اللَّهُمَّ افْتَحْ عَلَيْنَا اَبْوَابَ الخَيْرِ وَاَبْوَابَ البَرَاكَةِ وَاَبْوَابَ النِّعْمَةِ
وَاَبْوَابَ السَّلاَمَةِ وَاَبْوَابَ الصِّحَّةِ وَاَبْوَابَ الجَنَّةِ. رَبَّنَا ظَلَمْنَا
أَنْفُسَنَا وَإِنْ لمَ ْتَغْفِرْلَنَا وَتَرْحَمْنَا لَنَكُوْنَنَّ مِنَ الخَاسِرِيْنَ. رَبَّناَ
آتِناَ فِىالدُّنْياَ حَسَنَةِ وَفِى اْلآخِرَةِ حَسَنَةِ وَقِناَ عَذاَبَ الناَّر.

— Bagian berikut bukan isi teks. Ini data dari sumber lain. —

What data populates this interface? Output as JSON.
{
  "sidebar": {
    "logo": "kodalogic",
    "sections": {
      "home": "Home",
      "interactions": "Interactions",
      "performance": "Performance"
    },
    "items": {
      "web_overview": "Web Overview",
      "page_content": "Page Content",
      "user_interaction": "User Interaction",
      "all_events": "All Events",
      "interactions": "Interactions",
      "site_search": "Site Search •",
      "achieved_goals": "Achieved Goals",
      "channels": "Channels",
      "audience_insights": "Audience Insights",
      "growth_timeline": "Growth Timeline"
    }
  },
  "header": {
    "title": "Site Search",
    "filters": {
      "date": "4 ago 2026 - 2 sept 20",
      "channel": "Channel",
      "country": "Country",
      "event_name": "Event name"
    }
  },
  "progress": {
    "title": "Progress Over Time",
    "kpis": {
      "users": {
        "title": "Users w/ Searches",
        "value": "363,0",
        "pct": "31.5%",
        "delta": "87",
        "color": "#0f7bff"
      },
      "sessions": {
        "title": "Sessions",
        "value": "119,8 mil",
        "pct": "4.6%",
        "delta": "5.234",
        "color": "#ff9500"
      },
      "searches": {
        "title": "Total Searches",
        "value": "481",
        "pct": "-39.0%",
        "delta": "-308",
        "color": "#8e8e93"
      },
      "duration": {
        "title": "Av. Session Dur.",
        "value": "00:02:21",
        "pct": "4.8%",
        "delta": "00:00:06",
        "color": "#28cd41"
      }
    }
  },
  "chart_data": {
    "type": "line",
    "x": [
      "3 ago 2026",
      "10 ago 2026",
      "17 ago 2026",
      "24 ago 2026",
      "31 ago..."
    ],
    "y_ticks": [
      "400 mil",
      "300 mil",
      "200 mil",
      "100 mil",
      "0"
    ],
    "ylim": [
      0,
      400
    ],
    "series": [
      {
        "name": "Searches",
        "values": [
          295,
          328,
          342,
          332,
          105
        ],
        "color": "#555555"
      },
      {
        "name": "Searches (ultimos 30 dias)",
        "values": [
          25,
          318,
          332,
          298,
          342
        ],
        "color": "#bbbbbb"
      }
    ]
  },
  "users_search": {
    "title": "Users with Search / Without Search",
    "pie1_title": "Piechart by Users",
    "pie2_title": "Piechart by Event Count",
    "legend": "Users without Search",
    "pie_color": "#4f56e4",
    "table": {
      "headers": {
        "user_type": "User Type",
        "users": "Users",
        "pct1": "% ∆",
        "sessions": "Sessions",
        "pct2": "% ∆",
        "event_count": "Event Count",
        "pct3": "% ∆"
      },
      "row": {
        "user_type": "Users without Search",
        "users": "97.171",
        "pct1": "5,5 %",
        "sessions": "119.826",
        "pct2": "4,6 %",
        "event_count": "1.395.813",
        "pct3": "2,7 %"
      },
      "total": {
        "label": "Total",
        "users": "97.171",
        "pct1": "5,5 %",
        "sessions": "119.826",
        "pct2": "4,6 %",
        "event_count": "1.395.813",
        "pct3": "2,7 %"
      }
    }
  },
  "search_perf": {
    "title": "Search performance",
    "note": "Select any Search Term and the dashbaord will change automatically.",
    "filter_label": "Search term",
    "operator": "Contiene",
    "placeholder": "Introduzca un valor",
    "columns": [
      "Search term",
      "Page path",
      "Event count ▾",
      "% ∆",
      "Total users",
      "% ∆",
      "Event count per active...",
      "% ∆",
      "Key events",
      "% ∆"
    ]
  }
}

وَصَلَّى اللهُ عَلىَ سَيِّدِناَ مُحَمَّدٍ وَعَلَى آلِهِ وَصَحْبِهِ اَجْمَعِيْنَ
وَالحَمْدُ للهِ رَبِّ العَالَمِيْنَ.
Bagi kalian yang sedang membutuhkan teladan teks khutbah idul fitri bisa menggunakan yang terdapat di atas, silahkan untuk di salin ulang biar bisa lebih gampang di baca dan bisa lancar di pakai pada waktunya. Jika belum puas dengan pembahasan ini maka bisa cari lagi semua yang mesih berkaitan dengan kumpulan khutbah makna pesan yang tersirat idul fitri 2019 1440 H terbaik yang menciptakan jamaah menangis duka menyentuh hati dan lain sebagainya.